Throughout speech manufacturing, it’s evident that language embeddings (blue) within the IFG peaked earlier than speech embeddings (purple) peaked within the sensorimotor space, adopted by the height of speech encoding within the STG. In distinction, throughout speech comprehension, the height encoding shifted to after the phrase onset, with speech embeddings (purple) within the STG peaking considerably earlier than language encoding (blue) within the IFG.
All in all, our findings recommend that the speech-to-text mannequin embeddings present a cohesive framework for understanding the neural foundation of processing language throughout pure conversations. Surprisingly, whereas Whisper was developed solely for speech recognition, with out contemplating how the mind processes language, we discovered that its inside representations align with neural exercise throughout pure conversations. This alignment was not assured — a unfavourable consequence would have proven little to no correspondence between the embeddings and neural indicators, indicating that the mannequin’s representations didn’t seize the mind’s language processing mechanisms.
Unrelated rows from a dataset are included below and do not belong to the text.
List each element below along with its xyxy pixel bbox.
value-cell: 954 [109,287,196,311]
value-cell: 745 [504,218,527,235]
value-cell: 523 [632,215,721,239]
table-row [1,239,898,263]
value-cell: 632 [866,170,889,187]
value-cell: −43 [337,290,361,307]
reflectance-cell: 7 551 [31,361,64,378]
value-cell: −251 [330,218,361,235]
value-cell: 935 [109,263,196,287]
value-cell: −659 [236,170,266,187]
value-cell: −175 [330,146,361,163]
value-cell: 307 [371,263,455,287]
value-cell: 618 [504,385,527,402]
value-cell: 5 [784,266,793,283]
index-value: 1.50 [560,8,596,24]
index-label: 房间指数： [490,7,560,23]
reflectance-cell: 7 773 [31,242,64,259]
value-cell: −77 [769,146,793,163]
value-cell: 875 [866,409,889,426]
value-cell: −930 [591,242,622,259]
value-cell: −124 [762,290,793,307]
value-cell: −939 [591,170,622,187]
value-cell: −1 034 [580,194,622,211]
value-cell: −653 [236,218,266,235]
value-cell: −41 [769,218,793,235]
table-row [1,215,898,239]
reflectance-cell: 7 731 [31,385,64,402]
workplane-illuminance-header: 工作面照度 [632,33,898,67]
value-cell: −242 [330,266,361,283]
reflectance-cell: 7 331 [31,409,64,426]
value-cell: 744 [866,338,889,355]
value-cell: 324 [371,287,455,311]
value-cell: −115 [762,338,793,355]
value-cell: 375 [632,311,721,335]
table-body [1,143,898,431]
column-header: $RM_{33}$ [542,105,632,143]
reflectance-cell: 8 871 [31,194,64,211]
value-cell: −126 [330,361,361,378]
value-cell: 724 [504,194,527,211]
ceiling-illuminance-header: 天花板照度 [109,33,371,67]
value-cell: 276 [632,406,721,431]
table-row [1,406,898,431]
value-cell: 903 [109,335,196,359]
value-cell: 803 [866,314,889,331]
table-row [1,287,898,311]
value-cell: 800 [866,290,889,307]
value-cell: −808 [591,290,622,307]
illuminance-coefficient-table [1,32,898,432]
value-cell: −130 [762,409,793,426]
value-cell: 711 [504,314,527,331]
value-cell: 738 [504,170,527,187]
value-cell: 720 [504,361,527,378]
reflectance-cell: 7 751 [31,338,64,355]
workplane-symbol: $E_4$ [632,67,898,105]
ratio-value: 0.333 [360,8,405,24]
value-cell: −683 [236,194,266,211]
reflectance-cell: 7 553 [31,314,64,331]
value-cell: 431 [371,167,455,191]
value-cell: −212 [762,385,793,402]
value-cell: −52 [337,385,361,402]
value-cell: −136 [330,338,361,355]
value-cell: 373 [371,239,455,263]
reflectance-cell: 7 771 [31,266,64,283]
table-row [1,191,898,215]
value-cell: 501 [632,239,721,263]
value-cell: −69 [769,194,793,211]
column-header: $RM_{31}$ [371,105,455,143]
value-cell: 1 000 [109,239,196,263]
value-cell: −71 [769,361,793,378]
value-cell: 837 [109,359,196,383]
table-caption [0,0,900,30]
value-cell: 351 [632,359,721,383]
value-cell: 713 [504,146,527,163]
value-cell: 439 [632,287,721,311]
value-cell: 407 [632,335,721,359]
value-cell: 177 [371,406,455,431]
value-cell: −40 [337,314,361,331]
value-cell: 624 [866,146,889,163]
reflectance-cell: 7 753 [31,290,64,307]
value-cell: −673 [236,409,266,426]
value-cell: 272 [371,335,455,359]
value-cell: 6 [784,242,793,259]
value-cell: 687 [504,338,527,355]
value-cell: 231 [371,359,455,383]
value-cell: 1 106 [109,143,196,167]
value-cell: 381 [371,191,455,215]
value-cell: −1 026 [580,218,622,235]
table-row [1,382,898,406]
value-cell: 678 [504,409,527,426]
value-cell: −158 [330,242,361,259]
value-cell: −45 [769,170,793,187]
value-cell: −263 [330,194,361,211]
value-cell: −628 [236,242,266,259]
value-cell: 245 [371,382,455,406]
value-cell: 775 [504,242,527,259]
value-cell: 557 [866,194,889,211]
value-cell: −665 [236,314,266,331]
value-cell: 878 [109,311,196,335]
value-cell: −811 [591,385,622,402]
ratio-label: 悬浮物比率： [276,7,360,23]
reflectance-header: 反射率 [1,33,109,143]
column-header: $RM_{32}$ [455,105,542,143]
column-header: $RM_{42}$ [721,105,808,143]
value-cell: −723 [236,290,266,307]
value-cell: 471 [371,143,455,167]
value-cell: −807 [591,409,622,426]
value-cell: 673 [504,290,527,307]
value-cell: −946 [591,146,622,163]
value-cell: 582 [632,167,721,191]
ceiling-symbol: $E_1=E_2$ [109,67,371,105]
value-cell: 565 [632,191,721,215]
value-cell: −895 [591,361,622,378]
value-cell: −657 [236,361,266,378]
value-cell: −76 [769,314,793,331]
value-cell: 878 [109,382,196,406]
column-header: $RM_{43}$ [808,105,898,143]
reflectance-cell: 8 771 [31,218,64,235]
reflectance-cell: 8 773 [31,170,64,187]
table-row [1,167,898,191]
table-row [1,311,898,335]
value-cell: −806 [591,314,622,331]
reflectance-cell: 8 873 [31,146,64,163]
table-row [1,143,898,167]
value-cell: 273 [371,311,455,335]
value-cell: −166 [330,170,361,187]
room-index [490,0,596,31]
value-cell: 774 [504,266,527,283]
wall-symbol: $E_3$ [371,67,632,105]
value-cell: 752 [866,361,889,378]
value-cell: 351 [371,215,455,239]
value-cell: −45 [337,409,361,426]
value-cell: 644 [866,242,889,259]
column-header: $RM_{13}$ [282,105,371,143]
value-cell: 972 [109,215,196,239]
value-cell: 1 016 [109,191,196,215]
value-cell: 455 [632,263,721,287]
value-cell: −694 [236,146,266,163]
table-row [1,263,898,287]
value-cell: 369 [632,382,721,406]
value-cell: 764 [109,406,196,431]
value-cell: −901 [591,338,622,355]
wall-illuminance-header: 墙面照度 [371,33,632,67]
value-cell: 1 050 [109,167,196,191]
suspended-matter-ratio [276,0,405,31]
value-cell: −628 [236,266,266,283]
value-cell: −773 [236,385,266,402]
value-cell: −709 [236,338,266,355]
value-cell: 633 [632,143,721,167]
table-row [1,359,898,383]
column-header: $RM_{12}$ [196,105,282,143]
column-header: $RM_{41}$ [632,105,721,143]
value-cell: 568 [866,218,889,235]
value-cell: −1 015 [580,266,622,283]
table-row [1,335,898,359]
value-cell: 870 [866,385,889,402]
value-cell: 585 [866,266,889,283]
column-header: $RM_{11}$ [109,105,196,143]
A very intriguing idea revealed by the alignment between LLMs and the human mind is the notion of a “gentle hierarchy” in neural processing. Though areas of the mind concerned in language, such because the IFG, are likely to prioritize word-level semantic and syntactic data — as indicated by stronger alignment with language embeddings (blue) — in addition they seize lower-level auditory options, which is clear from the decrease but important alignment with speech embeddings (purple). Conversely, lower-order speech areas such because the STG are likely to prioritize acoustic and phonemic processing — as indicated by stronger alignment with speech embeddings (purple) — in addition they seize word-level data, evident from the decrease but important alignment with language embeddings (blue).